Le délégué syndical voit un lien évident entre la dégradation des conditions de travail et le projet de délocalisation de l’usine que veut mener Jestia. Le site doit être déménagé en 2024 vers le Port du Rhin de Strasbourg, mais un flou total sur le maintien des postes est entretenu par la direction. Et pour cause : le nouveau lieu ne fait que 5 000 m² de surface alors que l’ancien, à Illkirch-Graffenstaden, en faisait 25 000. Si la section fabrication et pliage sera bien transférée, aucune garantie n’est donnée pour celle de peinture et assemblage ni pour l’ensemble de ses ouvriers.
Amar Ladraa explique qu’il y a deux mois : « la nouvelle direction de Clestra a proposé un accord de rupture conventionnelle collective, qui pouvait concerner 40 salariés dans la production. Nous avons refusé. Je pense qu’à partir de là, ils se sont dit qu’ils allaient se débarrasser de tous les salariés qui ne rentrent pas dans la ligne, un par un ». Un moyen pour la direction de réprimer ceux qui osent questionner son projet.
Le 3 juillet, c’est l’étincelle : « l’un des salariés arrive lundi 3 juillet et apprend qu’il ne peut plus rentrer sur le site, parce qu’il est viré ! Il n’a pas reçu de lettre de licenciement, rien à part un mail dimanche soir », détaille le syndicaliste. La méthode est brutale et la raison invoquée futile : le salarié aurait utilisé son téléphone sur ses heures de travail. Des salariés dénoncent, dans un article de France Info la surveillance constante dont ils sont la cible : « Avec les managers, c’est comme si on était surveillé par des drones. On va aux toilettes, on prend notre téléphone : tout est relevé, et on peut recevoir un mail derrière ».
Face à l’accumulation des faits et au mépris de la direction, les ouvriers décident de se mettre en grève. Les lignes sont à l’arrêt depuis plus de deux semaines sans aucun mouvement de la part de la direction lorsqu’une médiation menée par l’inspection du travail se met en place le 17 juillet. Celle si échoue, et le jour même, un comité social et économique extraordinaire appelé par la direction décide du changement de nom de l’entreprise : Clestra, usine où travaillent des familles depuis plusieurs générations, devient Unterland Metal. Une provocation de la part des dirigeant de Jestia, qui tente de s’imposer comme uniques décideurs, prêts à effacer le passé de centaine d’ouvriers.
En réponse, les ouvriers maintiennent la grève pour une troisième semaine consécutive et on organisé ce matin à un rassemblement de plus de cinquante personnes devant la Directions régionales de l’économie, de l’emploi, du travail et des solidarités (DREETS) à 8h.
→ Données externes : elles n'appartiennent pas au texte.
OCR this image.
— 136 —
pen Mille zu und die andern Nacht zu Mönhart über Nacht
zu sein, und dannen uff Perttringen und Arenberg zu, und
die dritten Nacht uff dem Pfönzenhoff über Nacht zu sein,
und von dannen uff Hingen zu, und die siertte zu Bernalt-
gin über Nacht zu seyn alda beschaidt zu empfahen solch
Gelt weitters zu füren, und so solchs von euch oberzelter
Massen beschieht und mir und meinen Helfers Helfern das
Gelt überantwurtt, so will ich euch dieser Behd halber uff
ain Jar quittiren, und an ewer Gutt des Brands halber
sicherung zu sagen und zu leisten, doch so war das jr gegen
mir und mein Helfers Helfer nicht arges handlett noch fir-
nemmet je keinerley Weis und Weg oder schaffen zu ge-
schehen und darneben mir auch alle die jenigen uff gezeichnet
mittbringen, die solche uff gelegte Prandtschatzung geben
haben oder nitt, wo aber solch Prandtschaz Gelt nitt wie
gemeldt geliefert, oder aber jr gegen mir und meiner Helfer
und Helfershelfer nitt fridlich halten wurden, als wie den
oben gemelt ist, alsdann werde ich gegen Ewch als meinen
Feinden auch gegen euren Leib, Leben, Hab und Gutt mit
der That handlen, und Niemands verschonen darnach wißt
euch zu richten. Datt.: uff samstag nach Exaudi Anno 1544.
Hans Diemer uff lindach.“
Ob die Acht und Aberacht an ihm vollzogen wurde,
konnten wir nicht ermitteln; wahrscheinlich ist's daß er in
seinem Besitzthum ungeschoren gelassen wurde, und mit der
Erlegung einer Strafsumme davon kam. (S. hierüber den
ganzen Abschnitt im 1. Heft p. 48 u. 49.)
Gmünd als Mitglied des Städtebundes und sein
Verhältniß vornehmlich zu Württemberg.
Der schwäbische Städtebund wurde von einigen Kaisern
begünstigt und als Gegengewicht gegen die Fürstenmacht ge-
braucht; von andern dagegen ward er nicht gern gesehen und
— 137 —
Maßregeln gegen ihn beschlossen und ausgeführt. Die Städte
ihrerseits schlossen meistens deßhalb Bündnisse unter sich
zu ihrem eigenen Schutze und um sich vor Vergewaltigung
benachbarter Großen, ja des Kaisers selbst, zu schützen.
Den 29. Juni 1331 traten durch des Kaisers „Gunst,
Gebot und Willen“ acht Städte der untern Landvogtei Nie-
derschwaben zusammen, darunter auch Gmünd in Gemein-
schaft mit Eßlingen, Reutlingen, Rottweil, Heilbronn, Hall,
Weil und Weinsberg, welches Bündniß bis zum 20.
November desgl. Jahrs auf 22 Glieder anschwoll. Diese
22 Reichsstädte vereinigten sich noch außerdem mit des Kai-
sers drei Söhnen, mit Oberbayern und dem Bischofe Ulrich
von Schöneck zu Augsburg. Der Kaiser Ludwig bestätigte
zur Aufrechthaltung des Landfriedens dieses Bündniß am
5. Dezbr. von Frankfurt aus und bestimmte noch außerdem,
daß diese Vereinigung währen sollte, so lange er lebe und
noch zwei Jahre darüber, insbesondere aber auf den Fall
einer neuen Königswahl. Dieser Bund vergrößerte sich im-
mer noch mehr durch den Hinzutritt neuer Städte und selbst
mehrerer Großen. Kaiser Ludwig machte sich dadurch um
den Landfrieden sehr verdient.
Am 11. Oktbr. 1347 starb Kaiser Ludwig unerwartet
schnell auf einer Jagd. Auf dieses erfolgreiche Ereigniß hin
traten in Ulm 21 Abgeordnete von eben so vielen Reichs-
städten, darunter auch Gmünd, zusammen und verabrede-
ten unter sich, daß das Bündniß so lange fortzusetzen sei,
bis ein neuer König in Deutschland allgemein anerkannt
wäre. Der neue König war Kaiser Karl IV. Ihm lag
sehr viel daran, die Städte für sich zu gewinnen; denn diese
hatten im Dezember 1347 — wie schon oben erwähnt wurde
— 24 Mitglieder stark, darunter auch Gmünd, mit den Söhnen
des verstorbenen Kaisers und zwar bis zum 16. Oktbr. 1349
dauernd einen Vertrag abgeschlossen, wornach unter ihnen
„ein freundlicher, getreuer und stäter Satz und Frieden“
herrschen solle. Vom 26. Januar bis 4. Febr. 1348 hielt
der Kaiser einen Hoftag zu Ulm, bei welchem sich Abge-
Une lettre a été adressé parallèlement au ministère de l’industrie, et les grévistes exigent d’être reçu par un représentant de l’Etat.
Mais les grévistes restent sûr que la grève est le levier le plus puissant qu’ils aient entre leurs mains pour obtenir l’ensemble de leurs revendications, comme le dit Amar Ladraa : « les salariés sont déterminés : en deux semaines presque aucun n’a repris le boulot, toute la chaîne est à l’arrêt. On continuera tant qu’il le faudra ».